Наверно, нельзя было вот так сразу, точно обухом, - Кэте раскрыла рот, побледнела, выронила кулек, из которого рассыпалось печенье, как раз в том углу, где она в последний раз, прощаясь с Хубертом, вверилась ему, между зеркалом и дверью туалета, там, где на стене прикноплен омерзительный рекламный плакат "Пчелиного улья", семейного предприятия Фишеров: молоденькая красотка нагишом входит в улей, а выходит разодетой в пух и прах. "Улей - наряды для Евы" - только сейчас, стоя перед матерью, она вдруг подумала, какая жуткая нелепица этот плакат: кто же по доброй воле полезет нагишом в пчелиный улей, кто поверит, что там шикарные платья, когда любому дураку ясно, что там разъяренные пчелы? А Кэте, до которой наконец-то дошло, уже не бледная, сняла очки, подобрала кулек и сказала:

- Нет, доченька, быть не может, чтобы ты... - Но, к счастью, против ожиданий, не задала самого простого вопроса, которого она боялась больше всего: "Кто же он?"

- Да, я, - ответила она как можно спокойней. - Я потом, после все объясню, а сейчас, мама, милая, пожалуйста, прошу тебя, уедем отсюда, видишь, Кит уже и кукол собрала. - Больше всего ей сейчас хотелось выкрикнуть в это родное, такое испуганное, такое невинное лицо одно из словечек Эрны Бройер, они куда честнее и пристойнее прибауток Эрвина, скабрезностей Фишеров, и тут она вдруг поняла: еще одно ее подгоняет, ведь там, в Тольмсховене, Хуберт, им надо срочно поговорить, и, конечно же, она никому его не выдаст, никому не назовет его имя, хотя бы из-за Хельги и Бернхарда, никому!

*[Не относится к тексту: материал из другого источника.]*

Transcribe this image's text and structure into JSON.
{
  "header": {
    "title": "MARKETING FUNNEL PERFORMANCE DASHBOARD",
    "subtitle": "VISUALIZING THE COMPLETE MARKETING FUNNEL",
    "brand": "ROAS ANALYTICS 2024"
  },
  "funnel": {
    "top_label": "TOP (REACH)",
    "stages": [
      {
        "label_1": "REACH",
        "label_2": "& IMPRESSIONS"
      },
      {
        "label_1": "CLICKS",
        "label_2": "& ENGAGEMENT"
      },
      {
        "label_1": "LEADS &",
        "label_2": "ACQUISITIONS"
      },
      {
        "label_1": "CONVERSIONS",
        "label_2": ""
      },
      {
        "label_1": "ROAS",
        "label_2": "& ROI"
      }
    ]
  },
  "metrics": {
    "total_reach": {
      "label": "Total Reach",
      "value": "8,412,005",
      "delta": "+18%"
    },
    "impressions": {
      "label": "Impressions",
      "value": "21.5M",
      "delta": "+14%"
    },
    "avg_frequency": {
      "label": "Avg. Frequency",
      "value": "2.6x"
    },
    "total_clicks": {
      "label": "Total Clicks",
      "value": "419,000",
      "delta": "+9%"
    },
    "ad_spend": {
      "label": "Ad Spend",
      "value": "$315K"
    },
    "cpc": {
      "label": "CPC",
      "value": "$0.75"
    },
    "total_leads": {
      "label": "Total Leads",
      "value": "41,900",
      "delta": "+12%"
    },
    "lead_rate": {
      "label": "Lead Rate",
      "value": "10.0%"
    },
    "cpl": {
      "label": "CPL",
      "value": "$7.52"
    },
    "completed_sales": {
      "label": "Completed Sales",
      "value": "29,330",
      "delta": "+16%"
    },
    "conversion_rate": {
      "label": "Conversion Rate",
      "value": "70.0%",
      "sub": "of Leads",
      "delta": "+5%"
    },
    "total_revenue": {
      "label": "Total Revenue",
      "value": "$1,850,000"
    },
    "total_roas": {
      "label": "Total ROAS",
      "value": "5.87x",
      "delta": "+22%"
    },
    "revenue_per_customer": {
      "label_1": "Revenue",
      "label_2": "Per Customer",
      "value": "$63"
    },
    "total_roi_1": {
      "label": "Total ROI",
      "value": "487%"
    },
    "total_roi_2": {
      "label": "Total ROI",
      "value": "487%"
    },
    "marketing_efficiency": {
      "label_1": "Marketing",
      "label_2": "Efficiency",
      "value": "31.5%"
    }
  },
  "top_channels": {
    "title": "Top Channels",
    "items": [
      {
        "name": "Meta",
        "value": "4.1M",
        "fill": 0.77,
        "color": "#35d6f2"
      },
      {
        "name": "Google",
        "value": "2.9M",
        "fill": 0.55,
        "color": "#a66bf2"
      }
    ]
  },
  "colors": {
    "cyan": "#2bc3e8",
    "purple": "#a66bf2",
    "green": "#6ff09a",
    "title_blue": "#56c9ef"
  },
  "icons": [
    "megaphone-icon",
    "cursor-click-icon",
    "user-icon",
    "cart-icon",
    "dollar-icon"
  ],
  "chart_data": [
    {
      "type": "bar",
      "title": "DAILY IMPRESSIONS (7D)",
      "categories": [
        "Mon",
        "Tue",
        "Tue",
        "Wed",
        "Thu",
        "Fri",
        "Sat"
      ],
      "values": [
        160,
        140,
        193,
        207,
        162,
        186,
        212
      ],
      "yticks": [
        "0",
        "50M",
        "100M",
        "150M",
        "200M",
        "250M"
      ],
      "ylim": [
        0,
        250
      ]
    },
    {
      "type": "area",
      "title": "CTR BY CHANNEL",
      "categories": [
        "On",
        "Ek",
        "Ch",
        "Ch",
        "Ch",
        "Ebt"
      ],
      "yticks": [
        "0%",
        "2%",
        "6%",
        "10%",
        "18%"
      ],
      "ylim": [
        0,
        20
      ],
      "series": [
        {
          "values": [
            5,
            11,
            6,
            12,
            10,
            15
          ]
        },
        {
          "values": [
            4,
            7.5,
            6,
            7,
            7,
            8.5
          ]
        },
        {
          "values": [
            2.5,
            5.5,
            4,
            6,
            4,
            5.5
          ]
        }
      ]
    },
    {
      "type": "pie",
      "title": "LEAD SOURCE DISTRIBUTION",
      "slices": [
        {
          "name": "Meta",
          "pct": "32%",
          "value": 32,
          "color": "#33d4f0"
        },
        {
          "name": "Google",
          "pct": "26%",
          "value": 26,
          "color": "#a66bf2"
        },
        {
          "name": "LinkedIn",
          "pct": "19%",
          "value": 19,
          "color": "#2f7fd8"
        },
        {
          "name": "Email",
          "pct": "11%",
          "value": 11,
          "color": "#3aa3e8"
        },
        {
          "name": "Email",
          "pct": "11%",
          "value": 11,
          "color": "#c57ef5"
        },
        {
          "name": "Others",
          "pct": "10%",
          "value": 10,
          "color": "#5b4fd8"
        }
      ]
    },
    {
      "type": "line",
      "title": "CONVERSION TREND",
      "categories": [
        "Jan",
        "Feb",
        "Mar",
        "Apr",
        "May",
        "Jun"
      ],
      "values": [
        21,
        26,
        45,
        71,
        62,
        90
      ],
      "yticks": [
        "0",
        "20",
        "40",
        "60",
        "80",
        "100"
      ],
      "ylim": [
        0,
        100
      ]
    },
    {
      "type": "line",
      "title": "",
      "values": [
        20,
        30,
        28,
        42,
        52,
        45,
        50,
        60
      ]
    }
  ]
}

А еще - почему бы не подумать и об этом? - из-за его работы, из-за его службы; выгнать его, конечно, не выгонят, но если все раскроется, неприятности у него будут наверняка, начальству все это вряд ли понравится, тем более что он ведь был "при исполнении".

- Ну, хорошо, - решила Кэте, - тогда едем, я тоже спешу, Тольм там один и, наверно, совсем убит, надо его утешить. Теперь-то мы уж точно попадем под первую степень безопасности. - И неожиданно шепотом спросила: - Она не звонила больше?

- Нет.

- А мне звонила. Застала меня у Кольшрёдера и знаешь что сказала? "Никогда не ходите на чай к Блямпу". И больше ничего, а когда я ей сказала: "Возвращайся, деточка, приезжай!" - она мне ответила: "Не могу, и рада бы, да не могу" - и все.

Кит уже радовалась печенью, предстоящим прогулкам с дедушкой, каштанам, которые они будут жарить на костре. А Блюм все плакала, не то чтобы с горя, скорее просто так, "от чувств", а когда Кэте пристально на нее глянула, смешалась и вдруг спросила:

- А с молоком что делать?

- Спросите у мужа, может, он будет молоко, или кашу, или молочный суп. Если нет - отдайте Хермсфельду или разлейте по мискам и отнесите кошкам к дому Бройеров, там сейчас пусто. И не надо плакать, ладно?

Она попросила водителя ненадолго остановиться у часовни, зашла, вытерла глаза, успокоилась, ей как-то сразу стало легче, почти легко; нет, Хуберта она удерживать не станет, если он, конечно, сам не захочет. Так будет лучше для Хельги, для Бернхарда, ведь у мальчика скоро первое причастие. А цветов у мадонны больше чем достаточно, Беерецы, Блюм, женщины Хермансов позаботились об этом еще в месяц Розария, они частенько приходили сюда помолиться, иной раз даже и без священника, и она приходила тоже.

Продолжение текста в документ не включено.